O tempo também foi de perder roupas. Fiquei mais magra - e não que eu quisesse isso, não dessa forma. Fui gradativamente eliminando quilos e mais quilos, se não me engano, mais uns 15 de janeiro pra cá. Por outro lado, foi estranho me olhar no espelho e me redescobrir, me achar interessante de novo.
Trabalhei bastante, como não poderia deixar de ser. E embora ainda sofrendo por estar longe da família em datas fundamentais, dei o meu jeitinho de driblar a tristeza. Sempre dou. Sempre foi assim. Persegui musas, conheci as belas dinamarquesas do futebol, falei com mulher piloto de teste de caminhão, virei orientadora de público em jogo do Corinthians e até "apresentadora virtual" de programa de humor com música brega. E até que foi incrível a descoberta.
Principalmente a descoberta de pessoas inimagináveis, sensíveis, pelo método mais gélido possível: a internet, de uma forma geral, foi o veículo para me levar e buscar dos lugares mais inusitados com pessoas que aparentemente eram robôs carinhosos pra mim. Virei até amiga e conselheira de alguns. Coisa fantástica essa tecnologia que nem existia, quando nasci...
Mas só para variar, essa tecnologia a qual demorei tanto a me render também trouxe de volta rostos e corpos que eu não esperava encontrar de novo nessa encarnação, ao menos. Chegamos a prometer um bailinho entre os amigos de colégio que há muito, estavam afastados. Coisa de louco.
Na família, teve viagem longa de mamãe (um mês sem ela foi muito trash!), babado, confusão, doença, as usual. Perdi pessoas queridas. Mas é o reflexo do tempo implacável que faz a gente perecer sem muita piedade. Seja para sofrer, seja para assistir sofrimento.
E para amenizá-lo, uma ótima viagem de férias, a descoberta de um spa para desintoxicar o corpo e a cabeça e shows. Muitos shows. Acho que nunca fui em tantos em um só ano. E cada um com uma experiência, um momento de choro, outro de euforia, e muitas, muitas histórias pra contar. De Amy Winehouse a Stevie Wonder, muitos dos meus sonhos musicais viraram uma realidade lindamente melódica, no decorrer dos meses.

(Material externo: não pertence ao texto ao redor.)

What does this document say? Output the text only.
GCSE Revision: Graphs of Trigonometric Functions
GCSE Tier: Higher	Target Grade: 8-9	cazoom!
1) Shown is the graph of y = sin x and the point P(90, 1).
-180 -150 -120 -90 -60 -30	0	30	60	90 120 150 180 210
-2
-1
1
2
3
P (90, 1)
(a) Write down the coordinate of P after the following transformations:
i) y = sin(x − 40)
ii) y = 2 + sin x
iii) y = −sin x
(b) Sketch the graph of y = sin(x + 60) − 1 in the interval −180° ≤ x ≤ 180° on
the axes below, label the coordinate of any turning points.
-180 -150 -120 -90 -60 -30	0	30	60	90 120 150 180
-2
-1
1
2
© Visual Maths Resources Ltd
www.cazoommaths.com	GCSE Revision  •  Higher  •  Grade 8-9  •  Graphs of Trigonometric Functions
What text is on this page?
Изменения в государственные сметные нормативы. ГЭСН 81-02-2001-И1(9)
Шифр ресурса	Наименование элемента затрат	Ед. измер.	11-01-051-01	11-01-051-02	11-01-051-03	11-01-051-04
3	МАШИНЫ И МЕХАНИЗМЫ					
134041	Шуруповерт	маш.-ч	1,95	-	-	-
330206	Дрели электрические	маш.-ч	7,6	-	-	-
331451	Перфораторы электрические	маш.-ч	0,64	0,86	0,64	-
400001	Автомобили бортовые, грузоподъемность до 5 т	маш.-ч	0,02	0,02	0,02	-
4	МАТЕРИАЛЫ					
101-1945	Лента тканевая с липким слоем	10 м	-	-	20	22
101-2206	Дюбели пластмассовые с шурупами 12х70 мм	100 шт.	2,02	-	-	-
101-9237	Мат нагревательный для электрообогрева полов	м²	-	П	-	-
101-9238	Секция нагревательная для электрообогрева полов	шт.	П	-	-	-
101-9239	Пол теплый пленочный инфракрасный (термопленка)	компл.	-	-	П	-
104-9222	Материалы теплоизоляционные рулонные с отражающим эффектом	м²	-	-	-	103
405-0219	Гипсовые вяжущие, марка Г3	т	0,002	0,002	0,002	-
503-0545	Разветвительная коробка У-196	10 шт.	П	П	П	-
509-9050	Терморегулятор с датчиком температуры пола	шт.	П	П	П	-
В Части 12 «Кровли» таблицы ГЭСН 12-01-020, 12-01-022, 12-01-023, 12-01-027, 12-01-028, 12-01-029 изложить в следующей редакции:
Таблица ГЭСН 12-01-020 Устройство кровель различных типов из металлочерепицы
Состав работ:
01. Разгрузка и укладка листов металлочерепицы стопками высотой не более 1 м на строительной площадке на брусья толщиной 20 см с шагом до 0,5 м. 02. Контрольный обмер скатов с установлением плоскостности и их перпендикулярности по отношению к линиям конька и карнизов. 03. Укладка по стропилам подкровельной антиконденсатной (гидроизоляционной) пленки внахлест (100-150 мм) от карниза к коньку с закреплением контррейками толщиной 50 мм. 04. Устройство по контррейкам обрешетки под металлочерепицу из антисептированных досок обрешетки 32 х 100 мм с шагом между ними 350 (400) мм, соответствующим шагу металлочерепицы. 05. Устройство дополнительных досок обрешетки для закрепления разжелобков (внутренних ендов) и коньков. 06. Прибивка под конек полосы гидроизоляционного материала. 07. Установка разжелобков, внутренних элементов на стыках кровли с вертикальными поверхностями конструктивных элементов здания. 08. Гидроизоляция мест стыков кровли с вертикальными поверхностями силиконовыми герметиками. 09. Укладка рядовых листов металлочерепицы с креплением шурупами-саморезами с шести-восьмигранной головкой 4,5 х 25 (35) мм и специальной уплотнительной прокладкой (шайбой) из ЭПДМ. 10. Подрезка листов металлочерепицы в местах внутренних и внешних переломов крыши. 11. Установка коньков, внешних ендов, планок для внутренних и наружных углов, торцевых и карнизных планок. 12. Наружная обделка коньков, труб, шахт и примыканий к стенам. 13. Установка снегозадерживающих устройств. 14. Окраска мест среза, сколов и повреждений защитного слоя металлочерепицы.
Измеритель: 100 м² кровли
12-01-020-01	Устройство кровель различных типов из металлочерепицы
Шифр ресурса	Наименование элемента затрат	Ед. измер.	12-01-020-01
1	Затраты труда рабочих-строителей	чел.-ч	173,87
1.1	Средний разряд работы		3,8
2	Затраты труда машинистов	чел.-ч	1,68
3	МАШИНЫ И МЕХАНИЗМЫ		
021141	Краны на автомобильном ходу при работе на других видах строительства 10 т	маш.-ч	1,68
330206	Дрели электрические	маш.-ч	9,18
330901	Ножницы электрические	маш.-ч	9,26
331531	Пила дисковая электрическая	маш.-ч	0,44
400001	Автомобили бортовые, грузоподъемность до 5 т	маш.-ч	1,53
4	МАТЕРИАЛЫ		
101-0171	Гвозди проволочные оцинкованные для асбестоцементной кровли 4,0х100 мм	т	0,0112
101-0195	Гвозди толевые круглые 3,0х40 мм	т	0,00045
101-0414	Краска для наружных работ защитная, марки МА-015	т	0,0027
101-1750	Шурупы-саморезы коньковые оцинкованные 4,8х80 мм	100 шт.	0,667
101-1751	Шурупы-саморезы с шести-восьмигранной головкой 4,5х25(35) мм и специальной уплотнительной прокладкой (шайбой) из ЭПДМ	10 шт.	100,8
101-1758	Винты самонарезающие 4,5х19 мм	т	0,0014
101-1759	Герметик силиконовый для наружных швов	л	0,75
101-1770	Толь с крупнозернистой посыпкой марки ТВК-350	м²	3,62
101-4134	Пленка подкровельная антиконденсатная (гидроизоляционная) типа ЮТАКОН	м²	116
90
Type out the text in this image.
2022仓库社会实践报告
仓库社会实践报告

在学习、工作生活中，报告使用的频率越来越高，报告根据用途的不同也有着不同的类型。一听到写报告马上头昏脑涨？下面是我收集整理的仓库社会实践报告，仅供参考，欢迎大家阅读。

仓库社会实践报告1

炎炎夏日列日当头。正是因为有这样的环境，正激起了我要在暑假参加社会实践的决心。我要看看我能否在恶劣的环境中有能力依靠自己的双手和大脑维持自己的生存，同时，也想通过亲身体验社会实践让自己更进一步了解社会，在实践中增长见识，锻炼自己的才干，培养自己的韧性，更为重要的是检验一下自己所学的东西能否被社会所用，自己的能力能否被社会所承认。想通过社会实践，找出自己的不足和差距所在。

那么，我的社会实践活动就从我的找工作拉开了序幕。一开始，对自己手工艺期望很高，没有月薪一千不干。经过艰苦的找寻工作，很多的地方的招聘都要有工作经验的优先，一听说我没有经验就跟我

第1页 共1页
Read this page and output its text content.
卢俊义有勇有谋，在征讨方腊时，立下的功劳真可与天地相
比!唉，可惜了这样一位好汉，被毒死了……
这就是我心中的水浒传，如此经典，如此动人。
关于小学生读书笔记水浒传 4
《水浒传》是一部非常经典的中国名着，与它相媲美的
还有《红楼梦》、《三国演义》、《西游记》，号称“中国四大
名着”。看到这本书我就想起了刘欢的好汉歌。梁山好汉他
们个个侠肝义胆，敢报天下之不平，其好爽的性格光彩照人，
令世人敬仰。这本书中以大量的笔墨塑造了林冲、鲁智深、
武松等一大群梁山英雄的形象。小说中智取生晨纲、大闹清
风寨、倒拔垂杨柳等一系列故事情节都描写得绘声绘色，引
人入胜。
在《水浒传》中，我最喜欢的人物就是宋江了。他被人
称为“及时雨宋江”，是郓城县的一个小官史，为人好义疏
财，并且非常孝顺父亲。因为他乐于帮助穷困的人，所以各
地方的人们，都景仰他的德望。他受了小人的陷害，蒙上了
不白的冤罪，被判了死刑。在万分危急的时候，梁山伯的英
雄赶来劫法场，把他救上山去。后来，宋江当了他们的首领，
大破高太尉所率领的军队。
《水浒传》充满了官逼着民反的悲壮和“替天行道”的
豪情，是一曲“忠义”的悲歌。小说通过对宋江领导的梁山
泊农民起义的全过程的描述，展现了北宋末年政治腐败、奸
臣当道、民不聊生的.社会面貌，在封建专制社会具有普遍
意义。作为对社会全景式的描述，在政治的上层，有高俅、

Vi crianças serem geradas e nascerem, antes do ano virar. Dei um milhão de primeiros brinquinhos para as muitas meninas que vieram, uma loucura. Até comecei a especular a geração de uma, para o ano que nasce. Quem sabe?
Tentei, juro, fazer o bem. Doei, emprestei, dei, entendi, compreendi, escutei, falei, agi. Até ajudei amiga a tentar se arrumar em barcas anunciadamente furadas, como se estivesse fazendo o cupido em 1990. Mas tudo por amor, tudo na confiança de fazer o melhor por ela. Por elas.
Passei muito tempo no computador e menos caminhando. Foda. Mas acho que é a rotina de quase todo mundo também. Comi coisas incríveis, descobri novos gostos, apurei meu paladar pra coisas que não fossem só servidas em espeto na churrascaria. E foi bacana até.
Bati o carro. Consertei o carro. Gastei muito dinheiro. Guardei um pouquinho depois. Li muito. Vi muita novela. Ouvi música todo dia. Comemorei o Corinthians campeão, torci com o Santos no final com o marido, e passei mais um ano descobrindo que sim, o futebol é paixão, e não só entretenimento. Ao menos, pra mim.
Mas no fim das contas, meu saldo deve ser bom. Porque amei muito. Incondicionalmente. Como só uma Juliana como eu consegue. E quando eu falo de amor, não é só o sexual. Falo de paixão na vida, nas coisas, na tolerância que eu procurei trabalhar pra viver melhor e mais intensamente. E na magnitude que existe em exercer essa função, sem olhar muito bem a quem, nem como. E me sentir realizada até mesmo no momento de meus atos exagerados, das minhas vontades exacerbadas.
No fundo, eu só queria rir e fazer rir. Acho que consegui. Afinal, sempre é tempo para descobertas. Até as imperfeitas. Como eu sou.